Dass genau dies gemeint ist, wird nicht nur durch die Tatsache nahegelegt, dass Wittgenstein gleich in der nächsten Bemerkung auf eine weitere Lebensform in diesem Sinne zu sprechen kommt, die nicht weniger kompliziert ist als die ‚Hoffnung’: auf den „Kummer“, der für uns ebenfalls „ein Muster, das im Lebensteppich mit verschiedenen Variationen wiederkehrt“ (ebd.), beschreibe. Insbesondere wird diese Lesart durch eine Vorläuferversion seiner Bemerkung über ‚diese komplizierte Lebensform’ bestärkt, die bislang nicht zureichend beachtet wurde. Zwar hat sie bereits in die Bemerkungen über die Philosophie der Psychologie Aufnahme gefunden (BPP II, 365), lässt aber auch dort Wittgensteins Gedanken nicht sofort erkennen. Da sich unglücklicherweise auch in die Transkription dieser Stelle innerhalb der Bergen Electronic Edition ein Fehler eingeschlichen hat24, zitiere ich diese Bemerkung nach Wittgensteins Handschrift:

Kann nur der hoffen, der «wer» sprechen kann? Nur der, der die Verwendung «Anwendung» der Sprache beherrscht. Die Zeichen des Hoffens sind m Modifikationen eines viel kompliziertern Lebensmusters. // D.h., die Erscheinungen des Hoffens sind Modifikationen dieses sehr komplizierten Musters.// (MS 137, 115a)

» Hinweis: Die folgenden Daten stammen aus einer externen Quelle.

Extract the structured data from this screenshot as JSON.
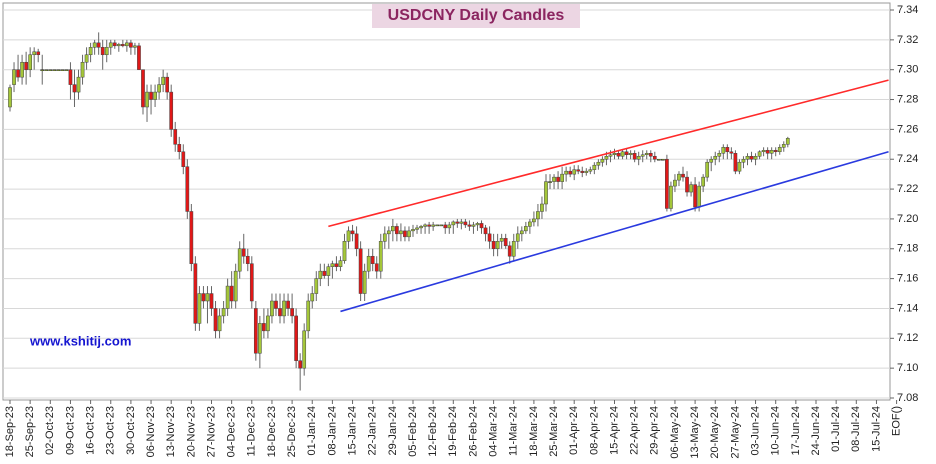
{
  "chart_data": {
    "type": "candlestick",
    "title": "USDCNY Daily Candles",
    "watermark": "www.kshitij.com",
    "up_color": "#a4c639",
    "down_color": "#e01818",
    "ylim": [
      7.08,
      7.34
    ],
    "yticks": [
      7.08,
      {
        "value": 7.1,
        "label": "7.10"
      },
      7.12,
      7.14,
      7.16,
      7.18,
      {
        "value": 7.2,
        "label": "7.20"
      },
      7.22,
      7.24,
      7.26,
      7.28,
      {
        "value": 7.3,
        "label": "7.30"
      },
      7.32,
      7.34
    ],
    "grid": true,
    "categories": [
      "18-Sep-23",
      "25-Sep-23",
      "02-Oct-23",
      "09-Oct-23",
      "16-Oct-23",
      "23-Oct-23",
      "30-Oct-23",
      "06-Nov-23",
      "13-Nov-23",
      "20-Nov-23",
      "27-Nov-23",
      "04-Dec-23",
      "11-Dec-23",
      "18-Dec-23",
      "25-Dec-23",
      "01-Jan-24",
      "08-Jan-24",
      "15-Jan-24",
      "22-Jan-24",
      "29-Jan-24",
      "05-Feb-24",
      "12-Feb-24",
      "19-Feb-24",
      "26-Feb-24",
      "04-Mar-24",
      "11-Mar-24",
      "18-Mar-24",
      "25-Mar-24",
      "01-Apr-24",
      "08-Apr-24",
      "15-Apr-24",
      "22-Apr-24",
      "29-Apr-24",
      "06-May-24",
      "13-May-24",
      "20-May-24",
      "27-May-24",
      "03-Jun-24",
      "10-Jun-24",
      "17-Jun-24",
      "24-Jun-24",
      "01-Jul-24",
      "08-Jul-24",
      "15-Jul-24",
      "EOF()"
    ],
    "trendlines": [
      {
        "color": "#ff2a2a",
        "x": [
          79,
          218
        ],
        "y": [
          7.195,
          7.293
        ]
      },
      {
        "color": "#2a3adf",
        "x": [
          82,
          218
        ],
        "y": [
          7.138,
          7.245
        ]
      }
    ],
    "ohlc": [
      [
        7.275,
        7.29,
        7.272,
        7.288
      ],
      [
        7.29,
        7.305,
        7.285,
        7.3
      ],
      [
        7.3,
        7.31,
        7.292,
        7.295
      ],
      [
        7.295,
        7.31,
        7.29,
        7.305
      ],
      [
        7.305,
        7.312,
        7.29,
        7.3
      ],
      [
        7.3,
        7.315,
        7.295,
        7.31
      ],
      [
        7.31,
        7.315,
        7.3,
        7.312
      ],
      [
        7.312,
        7.314,
        7.305,
        7.31
      ],
      [
        7.3,
        7.31,
        7.29,
        7.3
      ],
      [
        7.3,
        7.3,
        7.3,
        7.3
      ],
      [
        7.3,
        7.3,
        7.3,
        7.3
      ],
      [
        7.3,
        7.3,
        7.3,
        7.3
      ],
      [
        7.3,
        7.3,
        7.3,
        7.3
      ],
      [
        7.3,
        7.3,
        7.3,
        7.3
      ],
      [
        7.3,
        7.3,
        7.3,
        7.3
      ],
      [
        7.3,
        7.305,
        7.28,
        7.29
      ],
      [
        7.29,
        7.3,
        7.275,
        7.285
      ],
      [
        7.285,
        7.3,
        7.28,
        7.295
      ],
      [
        7.295,
        7.31,
        7.29,
        7.305
      ],
      [
        7.305,
        7.315,
        7.3,
        7.31
      ],
      [
        7.31,
        7.318,
        7.305,
        7.315
      ],
      [
        7.315,
        7.32,
        7.31,
        7.318
      ],
      [
        7.318,
        7.325,
        7.31,
        7.315
      ],
      [
        7.315,
        7.32,
        7.3,
        7.31
      ],
      [
        7.31,
        7.32,
        7.305,
        7.315
      ],
      [
        7.315,
        7.32,
        7.31,
        7.318
      ],
      [
        7.318,
        7.32,
        7.314,
        7.316
      ],
      [
        7.316,
        7.318,
        7.312,
        7.317
      ],
      [
        7.317,
        7.32,
        7.315,
        7.316
      ],
      [
        7.316,
        7.32,
        7.312,
        7.318
      ],
      [
        7.318,
        7.32,
        7.31,
        7.315
      ],
      [
        7.315,
        7.318,
        7.31,
        7.316
      ],
      [
        7.316,
        7.318,
        7.3,
        7.3
      ],
      [
        7.3,
        7.3,
        7.27,
        7.275
      ],
      [
        7.275,
        7.29,
        7.265,
        7.285
      ],
      [
        7.285,
        7.29,
        7.27,
        7.28
      ],
      [
        7.28,
        7.29,
        7.275,
        7.285
      ],
      [
        7.285,
        7.295,
        7.28,
        7.29
      ],
      [
        7.29,
        7.3,
        7.285,
        7.295
      ],
      [
        7.295,
        7.298,
        7.28,
        7.285
      ],
      [
        7.285,
        7.29,
        7.255,
        7.26
      ],
      [
        7.26,
        7.265,
        7.245,
        7.25
      ],
      [
        7.25,
        7.255,
        7.24,
        7.245
      ],
      [
        7.245,
        7.25,
        7.23,
        7.235
      ],
      [
        7.235,
        7.24,
        7.2,
        7.205
      ],
      [
        7.205,
        7.21,
        7.165,
        7.17
      ],
      [
        7.17,
        7.175,
        7.125,
        7.13
      ],
      [
        7.13,
        7.155,
        7.125,
        7.15
      ],
      [
        7.15,
        7.155,
        7.14,
        7.145
      ],
      [
        7.145,
        7.155,
        7.13,
        7.15
      ],
      [
        7.15,
        7.155,
        7.135,
        7.14
      ],
      [
        7.14,
        7.145,
        7.12,
        7.125
      ],
      [
        7.125,
        7.14,
        7.12,
        7.135
      ],
      [
        7.135,
        7.145,
        7.13,
        7.14
      ],
      [
        7.14,
        7.16,
        7.135,
        7.155
      ],
      [
        7.155,
        7.165,
        7.14,
        7.145
      ],
      [
        7.145,
        7.17,
        7.14,
        7.165
      ],
      [
        7.165,
        7.185,
        7.16,
        7.18
      ],
      [
        7.18,
        7.19,
        7.17,
        7.175
      ],
      [
        7.175,
        7.18,
        7.165,
        7.17
      ],
      [
        7.17,
        7.175,
        7.14,
        7.145
      ],
      [
        7.14,
        7.145,
        7.105,
        7.11
      ],
      [
        7.11,
        7.135,
        7.1,
        7.13
      ],
      [
        7.13,
        7.14,
        7.12,
        7.125
      ],
      [
        7.125,
        7.14,
        7.12,
        7.135
      ],
      [
        7.135,
        7.15,
        7.13,
        7.145
      ],
      [
        7.145,
        7.15,
        7.135,
        7.14
      ],
      [
        7.14,
        7.15,
        7.13,
        7.135
      ],
      [
        7.135,
        7.15,
        7.13,
        7.145
      ],
      [
        7.145,
        7.15,
        7.135,
        7.14
      ],
      [
        7.14,
        7.15,
        7.13,
        7.135
      ],
      [
        7.135,
        7.14,
        7.1,
        7.105
      ],
      [
        7.105,
        7.11,
        7.085,
        7.1
      ],
      [
        7.1,
        7.13,
        7.095,
        7.125
      ],
      [
        7.125,
        7.15,
        7.12,
        7.145
      ],
      [
        7.145,
        7.155,
        7.14,
        7.15
      ],
      [
        7.15,
        7.165,
        7.145,
        7.16
      ],
      [
        7.16,
        7.17,
        7.155,
        7.165
      ],
      [
        7.165,
        7.17,
        7.16,
        7.162
      ],
      [
        7.162,
        7.17,
        7.155,
        7.168
      ],
      [
        7.168,
        7.172,
        7.16,
        7.17
      ],
      [
        7.17,
        7.175,
        7.165,
        7.168
      ],
      [
        7.168,
        7.175,
        7.165,
        7.172
      ],
      [
        7.172,
        7.19,
        7.17,
        7.185
      ],
      [
        7.185,
        7.195,
        7.18,
        7.192
      ],
      [
        7.192,
        7.196,
        7.185,
        7.19
      ],
      [
        7.19,
        7.195,
        7.175,
        7.18
      ],
      [
        7.18,
        7.185,
        7.145,
        7.15
      ],
      [
        7.15,
        7.17,
        7.145,
        7.165
      ],
      [
        7.165,
        7.18,
        7.16,
        7.175
      ],
      [
        7.175,
        7.18,
        7.165,
        7.17
      ],
      [
        7.17,
        7.175,
        7.16,
        7.165
      ],
      [
        7.165,
        7.19,
        7.16,
        7.185
      ],
      [
        7.185,
        7.195,
        7.18,
        7.19
      ],
      [
        7.19,
        7.195,
        7.18,
        7.192
      ],
      [
        7.192,
        7.2,
        7.185,
        7.195
      ],
      [
        7.195,
        7.197,
        7.185,
        7.19
      ],
      [
        7.19,
        7.197,
        7.185,
        7.192
      ],
      [
        7.192,
        7.195,
        7.185,
        7.188
      ],
      [
        7.188,
        7.195,
        7.185,
        7.192
      ],
      [
        7.192,
        7.196,
        7.188,
        7.193
      ],
      [
        7.193,
        7.196,
        7.19,
        7.194
      ],
      [
        7.194,
        7.196,
        7.19,
        7.195
      ],
      [
        7.195,
        7.197,
        7.19,
        7.196
      ],
      [
        7.196,
        7.198,
        7.19,
        7.195
      ],
      [
        7.195,
        7.198,
        7.192,
        7.196
      ],
      [
        7.196,
        7.196,
        7.196,
        7.196
      ],
      [
        7.196,
        7.196,
        7.196,
        7.196
      ],
      [
        7.196,
        7.198,
        7.19,
        7.194
      ],
      [
        7.194,
        7.198,
        7.19,
        7.196
      ],
      [
        7.196,
        7.199,
        7.19,
        7.198
      ],
      [
        7.198,
        7.2,
        7.194,
        7.197
      ],
      [
        7.197,
        7.2,
        7.193,
        7.198
      ],
      [
        7.198,
        7.2,
        7.194,
        7.196
      ],
      [
        7.196,
        7.199,
        7.192,
        7.195
      ],
      [
        7.195,
        7.198,
        7.19,
        7.196
      ],
      [
        7.196,
        7.198,
        7.192,
        7.197
      ],
      [
        7.197,
        7.199,
        7.19,
        7.194
      ],
      [
        7.194,
        7.196,
        7.185,
        7.19
      ],
      [
        7.19,
        7.195,
        7.18,
        7.185
      ],
      [
        7.185,
        7.19,
        7.175,
        7.18
      ],
      [
        7.18,
        7.19,
        7.175,
        7.185
      ],
      [
        7.185,
        7.19,
        7.18,
        7.187
      ],
      [
        7.187,
        7.19,
        7.18,
        7.182
      ],
      [
        7.182,
        7.185,
        7.17,
        7.175
      ],
      [
        7.175,
        7.19,
        7.172,
        7.185
      ],
      [
        7.185,
        7.195,
        7.18,
        7.19
      ],
      [
        7.19,
        7.195,
        7.185,
        7.192
      ],
      [
        7.192,
        7.198,
        7.19,
        7.195
      ],
      [
        7.195,
        7.2,
        7.19,
        7.198
      ],
      [
        7.198,
        7.205,
        7.195,
        7.2
      ],
      [
        7.2,
        7.21,
        7.195,
        7.205
      ],
      [
        7.205,
        7.215,
        7.2,
        7.21
      ],
      [
        7.21,
        7.23,
        7.205,
        7.225
      ],
      [
        7.225,
        7.23,
        7.22,
        7.225
      ],
      [
        7.225,
        7.23,
        7.22,
        7.228
      ],
      [
        7.228,
        7.232,
        7.22,
        7.225
      ],
      [
        7.225,
        7.235,
        7.22,
        7.23
      ],
      [
        7.23,
        7.235,
        7.225,
        7.232
      ],
      [
        7.232,
        7.235,
        7.228,
        7.23
      ],
      [
        7.23,
        7.236,
        7.226,
        7.233
      ],
      [
        7.233,
        7.236,
        7.23,
        7.232
      ],
      [
        7.232,
        7.235,
        7.228,
        7.231
      ],
      [
        7.231,
        7.234,
        7.229,
        7.232
      ],
      [
        7.232,
        7.235,
        7.23,
        7.233
      ],
      [
        7.233,
        7.238,
        7.23,
        7.236
      ],
      [
        7.236,
        7.24,
        7.233,
        7.238
      ],
      [
        7.238,
        7.242,
        7.235,
        7.24
      ],
      [
        7.24,
        7.245,
        7.236,
        7.242
      ],
      [
        7.242,
        7.246,
        7.238,
        7.243
      ],
      [
        7.243,
        7.247,
        7.24,
        7.244
      ],
      [
        7.244,
        7.246,
        7.24,
        7.242
      ],
      [
        7.242,
        7.246,
        7.24,
        7.245
      ],
      [
        7.245,
        7.247,
        7.24,
        7.243
      ],
      [
        7.243,
        7.246,
        7.24,
        7.244
      ],
      [
        7.244,
        7.246,
        7.238,
        7.24
      ],
      [
        7.24,
        7.245,
        7.236,
        7.242
      ],
      [
        7.242,
        7.246,
        7.238,
        7.243
      ],
      [
        7.243,
        7.246,
        7.24,
        7.244
      ],
      [
        7.244,
        7.246,
        7.238,
        7.242
      ],
      [
        7.242,
        7.245,
        7.238,
        7.24
      ],
      [
        7.24,
        7.24,
        7.24,
        7.24
      ],
      [
        7.24,
        7.24,
        7.24,
        7.24
      ],
      [
        7.24,
        7.243,
        7.205,
        7.207
      ],
      [
        7.207,
        7.225,
        7.205,
        7.222
      ],
      [
        7.222,
        7.23,
        7.218,
        7.226
      ],
      [
        7.226,
        7.232,
        7.222,
        7.23
      ],
      [
        7.23,
        7.235,
        7.225,
        7.228
      ],
      [
        7.228,
        7.232,
        7.215,
        7.218
      ],
      [
        7.218,
        7.225,
        7.215,
        7.223
      ],
      [
        7.223,
        7.228,
        7.205,
        7.208
      ],
      [
        7.208,
        7.225,
        7.205,
        7.222
      ],
      [
        7.222,
        7.23,
        7.218,
        7.228
      ],
      [
        7.228,
        7.24,
        7.225,
        7.238
      ],
      [
        7.238,
        7.242,
        7.232,
        7.24
      ],
      [
        7.24,
        7.245,
        7.236,
        7.242
      ],
      [
        7.242,
        7.246,
        7.238,
        7.244
      ],
      [
        7.244,
        7.25,
        7.24,
        7.248
      ],
      [
        7.248,
        7.25,
        7.24,
        7.245
      ],
      [
        7.245,
        7.248,
        7.24,
        7.244
      ],
      [
        7.244,
        7.246,
        7.23,
        7.232
      ],
      [
        7.232,
        7.24,
        7.23,
        7.238
      ],
      [
        7.238,
        7.242,
        7.234,
        7.24
      ],
      [
        7.24,
        7.244,
        7.236,
        7.242
      ],
      [
        7.242,
        7.245,
        7.238,
        7.24
      ],
      [
        7.24,
        7.244,
        7.236,
        7.242
      ],
      [
        7.242,
        7.246,
        7.24,
        7.245
      ],
      [
        7.245,
        7.248,
        7.242,
        7.246
      ],
      [
        7.246,
        7.248,
        7.24,
        7.244
      ],
      [
        7.244,
        7.248,
        7.24,
        7.246
      ],
      [
        7.246,
        7.248,
        7.242,
        7.245
      ],
      [
        7.245,
        7.25,
        7.243,
        7.248
      ],
      [
        7.248,
        7.252,
        7.245,
        7.25
      ],
      [
        7.25,
        7.255,
        7.248,
        7.254
      ]
    ]
  }
}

In dieser Formulierung ist der Begriff der ‚Lebensform’ aus der oben zitierten Bemerkung aus ‚Teil II’ der Philosophischen Untersuchungen durch den Begriff des ‚Lebensmusters’ ersetzt, ohne dass der Sinn der Bemerkung im Ganzen verändert wird. Entsprechend wird hier wie dort gesagt, dass die ‚Zeichen des Hoffens’, die wir gewahren und anhand derer wir die Einheitsgestalt erkennen, die uns von ‚hoffen’ oder ‚Hoffnung’ zu reden motiviert, Modifikationen des Lebensmusters der ‚Hoffnung’ seien: eines (viel!) komplizierteren Musters  wie MS 137 betont , als uns je faktisch in einzelnen Anzeichen ‚hoffnungsvollen’ Verhaltens von Menschen vor Augen steht. D.h., sie sind ‚Erscheinungen’ dieses sehr komplizierten Musters, bzw., wie er dann im zweiten Teil der Philosophischen Untersuchungen formulieren wird, dieser komplizierten Lebensform, die deshalb so zu charakterisieren ist, weil die Phänomene, die für uns ‚Hoffnung’ ausmachen, ja weit verzweigt und komplex sind.25 Von der menschlichen Lebensform im Sinne der Garver- oder der Standardinterpretation ist in der Bemerkung aus MS 137 dagegen offenkundig gar keine Rede. Und man darf wohl ausschließen, dass Wittgenstein, als er sie mit der Ersetzung des Ausdrucks ‚Lebensmuster’ durch ‚Lebensform’ in jenes Manuskript übernahm, das zu ‚Teil II’ der Philosophischen Untersuchungen wurde, etwas gänzlich anderes gemeint hat, als in MS 137. Nein; im Gegenteil lässt sich aus einem Vergleich beider Versionen wohl nur die Einsicht ziehen, dass der Sinn der Bemerkungen der Intention nach in beiden Manuskripten gleich geblieben ist. Die zitierte Bemerkung PU S. 277 lässt sich darum angemessen nur als die Feststellung lesen, dass die ‚Erscheinungen des Hoffens’, denen wir im Leben in vielfältiger Weise begegnen, ‚Modifikationen dieser komplizierten Lebensform’ des Hoffens seien. Und zugleich wird durch die Tatsache, dass Wittgenstein die Ausdrücke ‚Lebensmuster’ und ‚Lebensform’ gleichbedeutend verwenden kann, über den engeren Kontext dieser Stelle hinaus die Deutung nahelegt, dass eine ‚Lebensform’ in Wittgensteins Verständnis tatsächlich nichts anderes als ein ‚Lebensmuster’ sei: Eine mit Spielräumen der Variation wiederkehrende und wiedererkennbare Ordnung von Handlungs-, Situations- und sprachlichen Äußerungsmerkmalen, die die Sprecher einer Sprache als strukturierende Regelmäßigkeit innerhalb ihres Lebens auffassen und darum mit einem Wort bezeichnen.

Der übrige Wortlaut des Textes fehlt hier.